Alors que les partenaires occidentaux ont suspendu leur coopération avec la junte malgache après les troubles politiques de l’automne, la Russie a fait un pas très remarqué. Le 20 décembre dernier, une livraison militaire russe a atterri près d’Antananarivo. Mais derrière l’aide affichée se dessinent des ambitions autrement plus vastes : routes maritimes, ressources minières et influence régionale. Une équation qui concerne directement l’océan Indien… et par ricochet Mayotte.
Une arrivée qui ne passe pas inaperçue

Quarante militaires, quarante-trois caisses d’armes et un avion russe posé discrètement sur le sol malgache : officiellement, il s’agissait de renforcer les capacités de défense du pays. Une coopération militaire parmi d’autres, pourrait-on croire, tant Moscou multiplie ce type d’initiatives sur le continent africain.
Sauf que cette fois, la livraison n’a pas été confiée à un diplomate en uniforme ou à un attaché militaire de routine. Elle a été supervisée par le général Andreï Averyanov, figure centrale du renseignement militaire russe. Un nom peu connu du grand public, mais familier des services occidentaux, où il est associé à des opérations clandestines bien au-delà des frontières russes.
Sa présence à Madagascar en dit long : Moscou ne se contente pas d’un partenariat symbolique. Elle investit personnellement le terrain, comme on le ferait pour un territoire clé. À quelques encablures de Mayotte, le signal est clair.

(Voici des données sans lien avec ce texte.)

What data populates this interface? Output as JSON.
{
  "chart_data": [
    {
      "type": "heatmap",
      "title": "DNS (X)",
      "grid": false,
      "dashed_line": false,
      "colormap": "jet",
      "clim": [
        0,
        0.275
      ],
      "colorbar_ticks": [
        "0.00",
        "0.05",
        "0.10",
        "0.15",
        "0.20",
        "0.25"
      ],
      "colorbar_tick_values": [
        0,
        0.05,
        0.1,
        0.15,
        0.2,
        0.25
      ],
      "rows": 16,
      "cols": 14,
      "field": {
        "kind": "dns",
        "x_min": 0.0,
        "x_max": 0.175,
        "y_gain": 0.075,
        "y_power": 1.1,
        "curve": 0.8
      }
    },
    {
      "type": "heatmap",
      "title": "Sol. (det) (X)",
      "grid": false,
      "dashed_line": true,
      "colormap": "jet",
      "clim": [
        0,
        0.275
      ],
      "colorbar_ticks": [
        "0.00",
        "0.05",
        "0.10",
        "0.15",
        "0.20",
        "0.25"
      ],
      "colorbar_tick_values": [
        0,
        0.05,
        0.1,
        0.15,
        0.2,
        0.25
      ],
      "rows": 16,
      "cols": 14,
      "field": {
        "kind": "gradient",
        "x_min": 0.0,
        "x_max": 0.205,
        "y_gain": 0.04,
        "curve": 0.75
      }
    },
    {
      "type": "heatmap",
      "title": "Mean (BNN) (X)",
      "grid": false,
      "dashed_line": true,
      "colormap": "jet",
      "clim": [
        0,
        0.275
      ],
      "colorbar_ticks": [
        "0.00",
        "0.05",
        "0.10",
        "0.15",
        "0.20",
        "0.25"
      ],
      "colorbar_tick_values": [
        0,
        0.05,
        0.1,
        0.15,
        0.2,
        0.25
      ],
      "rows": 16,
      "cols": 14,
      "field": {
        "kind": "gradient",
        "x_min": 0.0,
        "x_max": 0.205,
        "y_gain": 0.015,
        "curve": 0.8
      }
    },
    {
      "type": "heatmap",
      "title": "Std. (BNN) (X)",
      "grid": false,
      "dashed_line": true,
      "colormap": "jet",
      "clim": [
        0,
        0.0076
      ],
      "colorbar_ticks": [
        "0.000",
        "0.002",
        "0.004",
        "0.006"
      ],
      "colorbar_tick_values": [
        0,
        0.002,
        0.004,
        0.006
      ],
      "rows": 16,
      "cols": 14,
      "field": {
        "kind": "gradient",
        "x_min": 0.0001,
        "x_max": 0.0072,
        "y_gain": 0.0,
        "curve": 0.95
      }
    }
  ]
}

Une île au cœur des routes et des convoitises
Si Madagascar attire autant d’attention, ce n’est pas seulement pour sa situation politique instable. L’île occupe une position stratégique majeure sur les grandes routes maritimes mondiales. Quand le canal de Suez fonctionne, la planète respire. Quand il se grippe, le trafic bascule massivement vers le sud, longeant l’Afrique par le cap de Bonne-Espérance et transitant par le canal du Mozambique, au large de Madagascar et de Mayotte.
Contrôler ou influencer ce corridor, c’est peser sur une part essentielle des échanges entre l’Europe et l’Asie. Un atout géopolitique de premier ordre dans un monde où les routes commerciales sont devenues des leviers de puissance. À cela s’ajoutent les richesses du sous-sol malgache : graphite, nickel, cobalt, terres rares… Autant de ressources indispensables aux industries de demain, des batteries aux technologies vertes. Dans ce contexte, l’intérêt russe ressemble moins à une aide désintéressée qu’à un investissement stratégique soigneusement calculé.
Le vide laissé par les uns, l’opportunité saisie par les autres

Après les manifestations d’octobre et la consolidation du pouvoir militaire à Antananarivo, les partenaires occidentaux et l’Union africaine ont choisi de suspendre leur coopération, dans l’attente de garanties démocratiques. Une position de principe, mais qui a laissé un espace diplomatique béant. La Russie s’y est engouffrée sans hésiter. Peu regardante sur la nature des régimes, elle propose ce qu’elle sait offrir : armes, formation, protection. En échange, elle gagne de l’influence, un accès privilégié aux ressources et, potentiellement, un point d’appui militaire dans l’océan Indien.
Pour Madagascar, isolée sur la scène internationale, l’offre est tentante. Pour la région, elle change la donne. De Mayotte à la côte africaine, l’équilibre sécuritaire et maritime pourrait s’en trouver durablement modifié. Sous couvert de coopération militaire, Moscou avance ses pions. Et rappelle, une fois encore, que dans l’océan Indien comme ailleurs, les îles ne sont jamais vraiment à l’écart des tempêtes géopolitiques.